Un nogal exquisito, un diseño elegante,
el agradable contraste de un buen pavonado
con el efecto multicolor de un marmolado,
quizá algún grabado...la estética
que el arte de un armero puede lograr, después
de todo, tiene un precio.
¿Pero
una mira telescópica? ¿Quién
hizo alguna vez exclamaciones de asombro frente
a una artefacto de vidrio y de metal negro?
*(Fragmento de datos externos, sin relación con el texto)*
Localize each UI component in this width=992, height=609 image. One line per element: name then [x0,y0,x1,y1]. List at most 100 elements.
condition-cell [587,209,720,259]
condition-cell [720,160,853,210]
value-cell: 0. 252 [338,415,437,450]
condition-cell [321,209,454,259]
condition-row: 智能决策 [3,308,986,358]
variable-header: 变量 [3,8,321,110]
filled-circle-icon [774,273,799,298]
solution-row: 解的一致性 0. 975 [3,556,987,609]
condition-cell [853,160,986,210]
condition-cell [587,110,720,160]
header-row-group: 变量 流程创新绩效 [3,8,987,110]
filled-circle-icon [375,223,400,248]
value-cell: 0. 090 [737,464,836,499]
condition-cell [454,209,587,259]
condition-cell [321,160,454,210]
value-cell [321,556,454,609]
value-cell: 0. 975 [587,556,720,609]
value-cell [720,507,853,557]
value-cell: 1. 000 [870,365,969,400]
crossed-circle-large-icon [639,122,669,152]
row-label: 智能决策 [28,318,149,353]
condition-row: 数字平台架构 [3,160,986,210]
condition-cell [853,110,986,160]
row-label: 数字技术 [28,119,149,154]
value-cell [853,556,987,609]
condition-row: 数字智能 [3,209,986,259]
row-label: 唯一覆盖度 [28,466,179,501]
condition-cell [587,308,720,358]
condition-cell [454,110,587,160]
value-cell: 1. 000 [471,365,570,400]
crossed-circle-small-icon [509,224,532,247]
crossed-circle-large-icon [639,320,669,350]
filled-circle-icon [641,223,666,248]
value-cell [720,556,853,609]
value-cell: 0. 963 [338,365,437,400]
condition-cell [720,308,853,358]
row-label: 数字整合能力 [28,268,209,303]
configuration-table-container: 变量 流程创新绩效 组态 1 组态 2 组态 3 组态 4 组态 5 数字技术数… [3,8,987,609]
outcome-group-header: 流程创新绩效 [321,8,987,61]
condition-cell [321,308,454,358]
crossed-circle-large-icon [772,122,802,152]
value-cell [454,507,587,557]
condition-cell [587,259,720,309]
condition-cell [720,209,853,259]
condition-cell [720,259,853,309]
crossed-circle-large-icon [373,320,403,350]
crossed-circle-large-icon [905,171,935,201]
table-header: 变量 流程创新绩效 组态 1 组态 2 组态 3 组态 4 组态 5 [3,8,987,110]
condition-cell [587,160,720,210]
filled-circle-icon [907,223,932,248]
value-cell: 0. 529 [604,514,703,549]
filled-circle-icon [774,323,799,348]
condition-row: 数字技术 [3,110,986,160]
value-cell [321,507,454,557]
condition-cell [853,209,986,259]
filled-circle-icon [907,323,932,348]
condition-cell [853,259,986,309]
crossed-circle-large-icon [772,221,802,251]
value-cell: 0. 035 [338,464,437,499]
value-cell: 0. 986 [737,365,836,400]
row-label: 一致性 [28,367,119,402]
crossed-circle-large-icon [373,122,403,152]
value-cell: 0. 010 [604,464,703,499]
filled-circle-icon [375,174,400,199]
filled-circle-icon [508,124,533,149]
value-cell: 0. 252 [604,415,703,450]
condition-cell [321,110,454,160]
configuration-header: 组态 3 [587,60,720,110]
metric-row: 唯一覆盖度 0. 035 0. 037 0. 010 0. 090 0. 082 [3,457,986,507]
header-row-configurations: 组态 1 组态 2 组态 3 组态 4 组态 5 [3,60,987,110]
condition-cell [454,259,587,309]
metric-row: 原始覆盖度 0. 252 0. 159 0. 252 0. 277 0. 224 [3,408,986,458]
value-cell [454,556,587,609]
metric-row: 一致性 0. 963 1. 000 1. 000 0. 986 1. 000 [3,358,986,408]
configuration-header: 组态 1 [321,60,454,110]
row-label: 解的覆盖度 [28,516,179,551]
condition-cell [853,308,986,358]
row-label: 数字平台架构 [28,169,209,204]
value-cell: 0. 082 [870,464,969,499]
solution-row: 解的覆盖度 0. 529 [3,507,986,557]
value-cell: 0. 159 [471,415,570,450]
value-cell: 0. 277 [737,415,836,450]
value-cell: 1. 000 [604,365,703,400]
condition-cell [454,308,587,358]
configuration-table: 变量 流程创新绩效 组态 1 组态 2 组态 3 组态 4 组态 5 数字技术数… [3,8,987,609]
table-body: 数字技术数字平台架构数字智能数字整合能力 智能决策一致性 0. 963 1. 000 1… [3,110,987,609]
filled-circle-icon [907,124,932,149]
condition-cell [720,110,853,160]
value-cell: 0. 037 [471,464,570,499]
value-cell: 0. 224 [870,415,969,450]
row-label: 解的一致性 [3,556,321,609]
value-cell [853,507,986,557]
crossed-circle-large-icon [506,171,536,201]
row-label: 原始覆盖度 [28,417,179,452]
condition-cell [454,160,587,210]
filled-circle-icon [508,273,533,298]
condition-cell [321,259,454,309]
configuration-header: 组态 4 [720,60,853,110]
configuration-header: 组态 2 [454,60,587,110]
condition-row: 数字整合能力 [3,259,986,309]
No quiero decir con esto que cometería
el error de comprar una oferta especial de
u$s 30, por supuesto, pero pagar mil dólares...o
más por una mira? Para mí no
tenía ningún sentido.
Después
de endeudarme en la compra de un buen rifle,
era suficiente tener una mira que fuera capaz
de mantener su alineación razonablemente
bien y que su retículo se distinguiera
con nitidez.
Mis
primeras dudas, sobre mis puntos de vista,
comenzaron a surgirme luego de conversar con
Dietrich Apel, dueño de la firma New
England Custom Gun y fanático de las
ópticas alemanas de calidad.
"Un
rifle tendrá tan buena precisión
como se lo permita su mira telescópica",
me explicó. "Puedes comprar el
rifle custom más caro, pero nunca desarrollará
todo su potencial con una mira de baja calidad
montada sobre él. A la inversa, inclusive
un rifle fabricado en serie puede exhibir
una precisión excepcional con una mira
de alta calidad". Debo admitir que lo
que decía, tenía sentido. Después
de todo, no puedes acertarle a lo que no puedes
ver.
¿Pero
existe tanta diferencia cuando uno está
realmente cazando?
Estaba
a la espera de una cacería de león.
Un par de años antes, había
ido a cazar estos grandes felinos de África
y había regresado a casa con las manos
vacías. No disponiendo de medios suficientes
como para poder concretar viajes ilimitados
al Continente Negro, estaba ansioso por tener
éxito esta vez, y haría todo
lo que fuera necesario para que esta vez,
todas las ventajas estuvieran a mi favor.
Me
familiaricé con la línea de
miras telescópicas de Schmidt &
Bender y quedé impresionado con los
informes de cazadores que decían lograr
hasta una hora más de luz como para
disparar, con esas miras. Como los felinos
se cazan usualmente al anochecer o durante
la noche misma, con luz artificial una buena
mira como la Schmidt & Bender de 1,5-6x42
(*) parecía adecuada sobre mi .375
Dakota (**).

De
manera que ahora, me encontraba aquí,
apostado en la más completa oscuridad,
a un millón de kilómetros en
el medio de la sabana africana, con un gran
león destrozando una presa que colocamos
como cebo a no más de 35 metros de
distancia.
Había
llevado casi una semana rastrear a este gran
animal, pero ahora todo iba de acuerdo a lo
planificado.
Excepto
por el pequeño inconveniente de no
ver absolutamente nada.
Había
practicado una serie de señales con
Leon Lamprecht, mi cazador profesional, si
se daba el caso de estar en una situación
como en la que nos encontrábamos.
Es
una práctica habitual en muchas naciones
africanas cazar a los felinos bien entrada
la noche, y el silencio resulta esencial.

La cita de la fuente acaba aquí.